Anyway, I'm looking forward to following the contestants this season and stepping up my own game in the process.
By the way, does anyone have experience using those Bodybugg arm band monitors that the contestants are using to track calories burned? I'm wondering if those things are really accurate and a good tool to use or if it's all hype.
Wednesday, August 05, 2009
I can hardly believe it, but I just RAN on my treadmill!
I have always been intrigued with running. I remember trying to take up jogging as a teenager (I was overweight then, too) and it just never worked out for me. I admired people who were runners--to me, that was the ultimate sign of fitness. I was embarassed that I couldn't do it--always the last one across the finish line in gym class, limping the last leg of the track with legs and lungs burning and a stitch in my side. I had pretty much given up on the idea a long time ago.

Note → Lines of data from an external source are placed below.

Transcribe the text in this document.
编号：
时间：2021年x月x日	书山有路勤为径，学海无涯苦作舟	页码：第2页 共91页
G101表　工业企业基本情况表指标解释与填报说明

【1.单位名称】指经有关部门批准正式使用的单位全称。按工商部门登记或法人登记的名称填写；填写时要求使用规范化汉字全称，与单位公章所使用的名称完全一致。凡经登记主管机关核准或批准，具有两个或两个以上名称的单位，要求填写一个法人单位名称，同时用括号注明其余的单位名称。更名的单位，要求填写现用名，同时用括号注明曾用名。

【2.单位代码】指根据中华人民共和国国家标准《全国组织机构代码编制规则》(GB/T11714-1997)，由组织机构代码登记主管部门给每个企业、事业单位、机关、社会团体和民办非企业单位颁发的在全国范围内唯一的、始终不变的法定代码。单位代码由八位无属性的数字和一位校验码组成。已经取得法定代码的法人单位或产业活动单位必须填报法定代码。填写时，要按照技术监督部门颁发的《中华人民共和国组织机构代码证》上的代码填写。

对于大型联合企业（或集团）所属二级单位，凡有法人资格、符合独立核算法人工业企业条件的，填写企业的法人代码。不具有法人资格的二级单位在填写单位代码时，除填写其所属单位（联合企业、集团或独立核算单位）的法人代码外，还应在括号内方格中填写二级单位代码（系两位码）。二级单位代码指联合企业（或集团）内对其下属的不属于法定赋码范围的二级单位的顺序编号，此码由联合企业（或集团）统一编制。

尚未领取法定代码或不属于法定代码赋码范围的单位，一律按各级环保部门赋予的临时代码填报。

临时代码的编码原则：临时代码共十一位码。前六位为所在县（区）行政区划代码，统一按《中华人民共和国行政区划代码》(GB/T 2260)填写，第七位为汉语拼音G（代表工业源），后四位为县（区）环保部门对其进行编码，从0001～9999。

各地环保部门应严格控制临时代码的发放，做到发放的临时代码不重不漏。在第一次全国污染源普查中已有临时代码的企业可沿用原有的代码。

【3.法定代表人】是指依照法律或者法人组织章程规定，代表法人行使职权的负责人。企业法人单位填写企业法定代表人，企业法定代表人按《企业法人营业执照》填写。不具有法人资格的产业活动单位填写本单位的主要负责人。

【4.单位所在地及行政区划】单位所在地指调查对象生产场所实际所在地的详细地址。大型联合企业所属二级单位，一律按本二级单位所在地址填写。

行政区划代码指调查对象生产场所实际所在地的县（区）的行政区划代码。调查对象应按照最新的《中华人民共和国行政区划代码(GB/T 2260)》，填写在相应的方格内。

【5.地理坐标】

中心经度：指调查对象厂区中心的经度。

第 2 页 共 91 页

But this week, I decided to try again. Two days ago, I nudged the speed up on my treadmill when I was walking, just a little faster than I could walk comfortably. I walked/jogged for just a couple minutes at first and fell in love with how it felt. Tonight, with my teadmill at a level 2 incline, I jogged at almost 4 miles per hour for nearly 10 minutes. I actually felt like I could do more, but I was short on time. This probably seems like baby stuff to the hard core runners out there, but I feel so good I am positively beaming. I am so excited to continue increasing my fitness. I hope someday to build up to be able to run a 5K. I know for sure I could have never done this before losing weight--in fact, I wouldn't have even tried, for fear of killing myself in the process. Even though I am still at 211 pounds, I am continuing to reclaim my life one pound at a time. It amazes me how much I was missing out on and didn't even realize it!
If there's something you were afraid to do when you were heavier, maybe it's time to challenge yourself to at least try. You might find out that you've come farther than you realize and you might just succeed!